Certes, de telles mesures ne susciteront pas l'assentiment des entreprises du secteur technologique. Certaines attitudes individuelles, si elles sont généralisées, peuvent dissuader les entreprises de prendre en otage les utilisateurs de leur technologie. D'ailleurs, la finalité des logiciels devrait être mentionnée plus clairement et les conséquences de la programmation des systèmes devraient, en général, être explicitées.
D'après les industriels, la complexité du système intégré qui gère nos existences demeure très fragile et avive l'éventualité d'une catastrophe systémique. En effet, les codes utilisés sont parfois incomplets et génèrent un risque sociétal réel. C'est pourquoi, il importe que leurs rédacteurs soient conscients de la portée de leurs agissements. En ce sens, Netopia a demandé que soit créée une agence de vérification des logiciels, instaurée sur le modèle de l'Agence en charge de l'homologation de la nourriture et des médicaments aux États-Unis, et qui aurait pour mission de valider la sécurité des codes utilisés dans la programmation. Un tel organe aurait sans doute pu éviter un virus tel que heartbleed qui a infiltré jusqu'au centre fédéral des impôts canadien !

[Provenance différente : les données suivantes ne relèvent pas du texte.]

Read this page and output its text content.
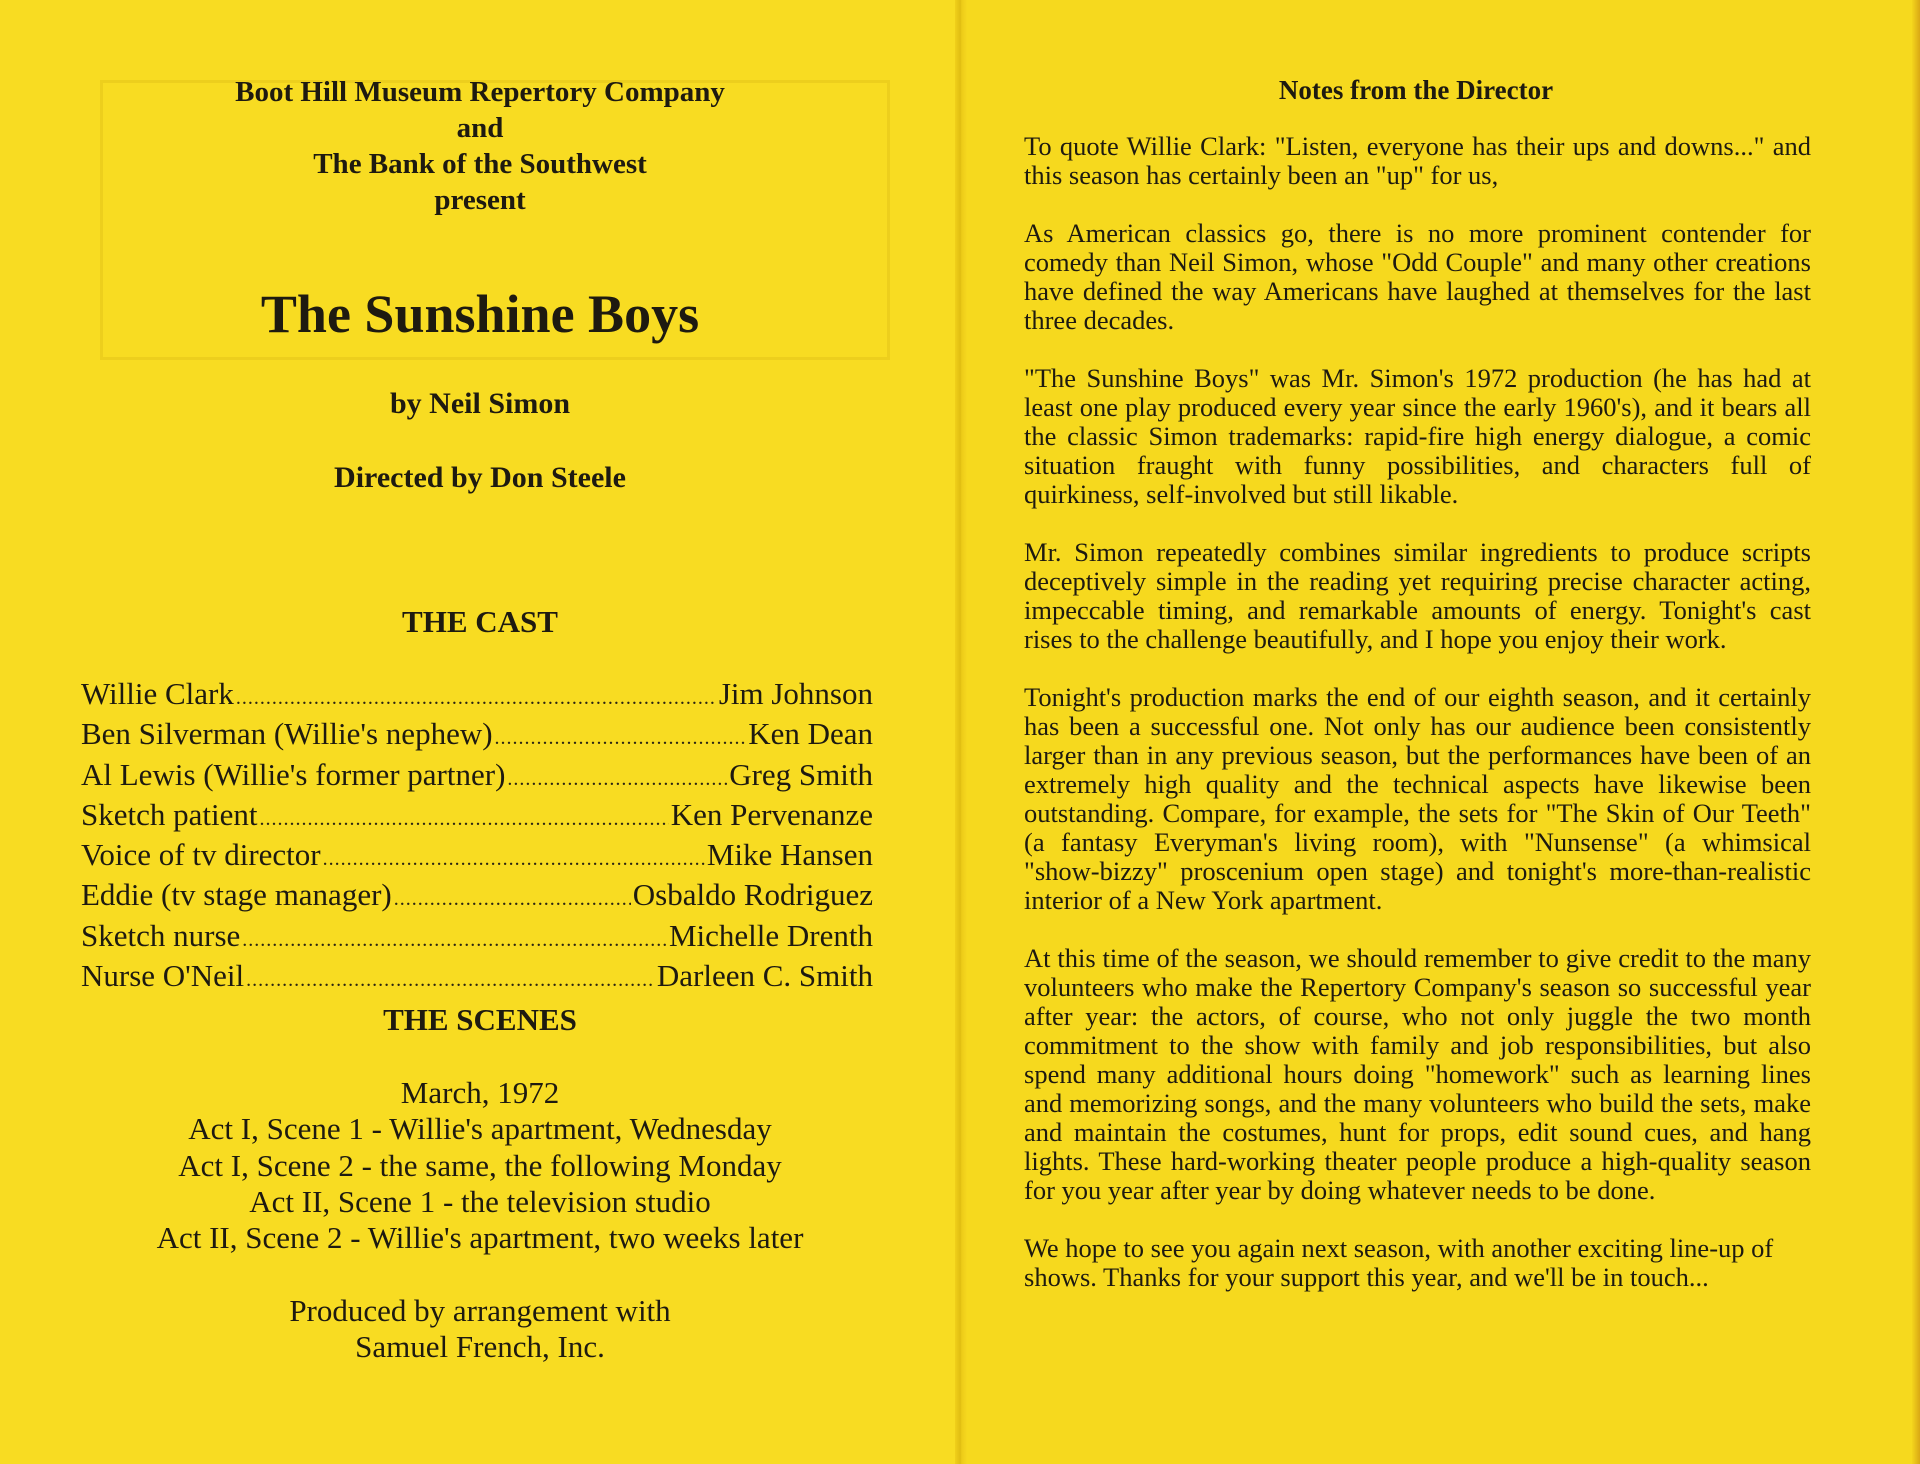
Boot Hill Museum Repertory Company
and
The Bank of the Southwest
present
The Sunshine Boys
by Neil Simon
Directed by Don Steele
THE CAST
Willie Clark .....	Jim Johnson
Ben Silverman (Willie's nephew) .....	Ken Dean
Al Lewis (Willie's former partner) .....	Greg Smith
Sketch patient .....	Ken Pervenanze
Voice of tv director .....	Mike Hansen
Eddie (tv stage manager) .....	Osbaldo Rodriguez
Sketch nurse .....	Michelle Drenth
Nurse O'Neil .....	Darleen C. Smith
THE SCENES
March, 1972
Act I, Scene 1 - Willie's apartment, Wednesday
Act I, Scene 2 - the same, the following Monday
Act II, Scene 1 - the television studio
Act II, Scene 2 - Willie's apartment, two weeks later
Produced by arrangement with
Samuel French, Inc.
Notes from the Director

To quote Willie Clark: "Listen, everyone has their ups and downs..." and this season has certainly been an "up" for us,

As American classics go, there is no more prominent contender for comedy than Neil Simon, whose "Odd Couple" and many other creations have defined the way Americans have laughed at themselves for the last three decades.

"The Sunshine Boys" was Mr. Simon's 1972 production (he has had at least one play produced every year since the early 1960's), and it bears all the classic Simon trademarks: rapid-fire high energy dialogue, a comic situation fraught with funny possibilities, and characters full of quirkiness, self-involved but still likable.

Mr. Simon repeatedly combines similar ingredients to produce scripts deceptively simple in the reading yet requiring precise character acting, impeccable timing, and remarkable amounts of energy. Tonight's cast rises to the challenge beautifully, and I hope you enjoy their work.

Tonight's production marks the end of our eighth season, and it certainly has been a successful one. Not only has our audience been consistently larger than in any previous season, but the performances have been of an extremely high quality and the technical aspects have likewise been outstanding. Compare, for example, the sets for "The Skin of Our Teeth" (a fantasy Everyman's living room), with "Nunsense" (a whimsical "show-bizzy" proscenium open stage) and tonight's more-than-realistic interior of a New York apartment.

At this time of the season, we should remember to give credit to the many volunteers who make the Repertory Company's season so successful year after year: the actors, of course, who not only juggle the two month commitment to the show with family and job responsibilities, but also spend many additional hours doing "homework" such as learning lines and memorizing songs, and the many volunteers who build the sets, make and maintain the costumes, hunt for props, edit sound cues, and hang lights. These hard-working theater people produce a high-quality season for you year after year by doing whatever needs to be done.

We hope to see you again next season, with another exciting line-up of shows. Thanks for your support this year, and we'll be in touch...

L'une des principales sociétés qui travaillent actuellement sur la vérification des codes, qui a d'ailleurs été créée grâce aux capitaux fournis par la CIA, a révélé que les codes utilisés par les centrales nucléaires ne sont soumis à aucune vérification. En ce sens, elle a demandé, avec le soutien du Président Obama, que soit également mis en oeuvre un mécanisme d'accréditation des logiciels pour remédier à une telle situation.
Cette démarche d'accréditation constituerait un gage de transparence dont pourraient à leur tour bénéficier les particuliers qui seraient ainsi informés de l'existence de leurs données et de leur utilisation. À titre expérimental, j'ai moi-même exploité certains disques durs laissés au rebut par des grandes entreprises et j'y ai trouvé des données à caractère personnel, comme des comptes bancaires de personnalités, qui n'avaient pas été effacées.
Chacun crée en permanence des données qui sont laissées sur le réseau Internet. C'est pourquoi, il importe que l'Internet des objets autorise l'anonymat et que, de manière plus globale, soit empêchée la mise en oeuvre d'un système de surveillance généralisé et fondé sur une appréciation prédictive des comportements à partir des données de masse. Ce droit à l'anonymat face à la collecte massive de données devrait reposer sur deux piliers : la sanctuarisation d'un espace individuel dont la suspension devrait impliquer une décision de justice et la primauté reconnue au choix, éclairé sur les conséquences d'une telle démarche et disposant d'un délai de réflexion, d'entrer dans l'Internet des objets.
L'ensemble de ces démarches devrait ainsi éviter l'aliénation généralisée des personnes qui, une fois conscientes de leur situation d'inféodation à la technologie, pourraient également tenter de s'en affranchir violemment.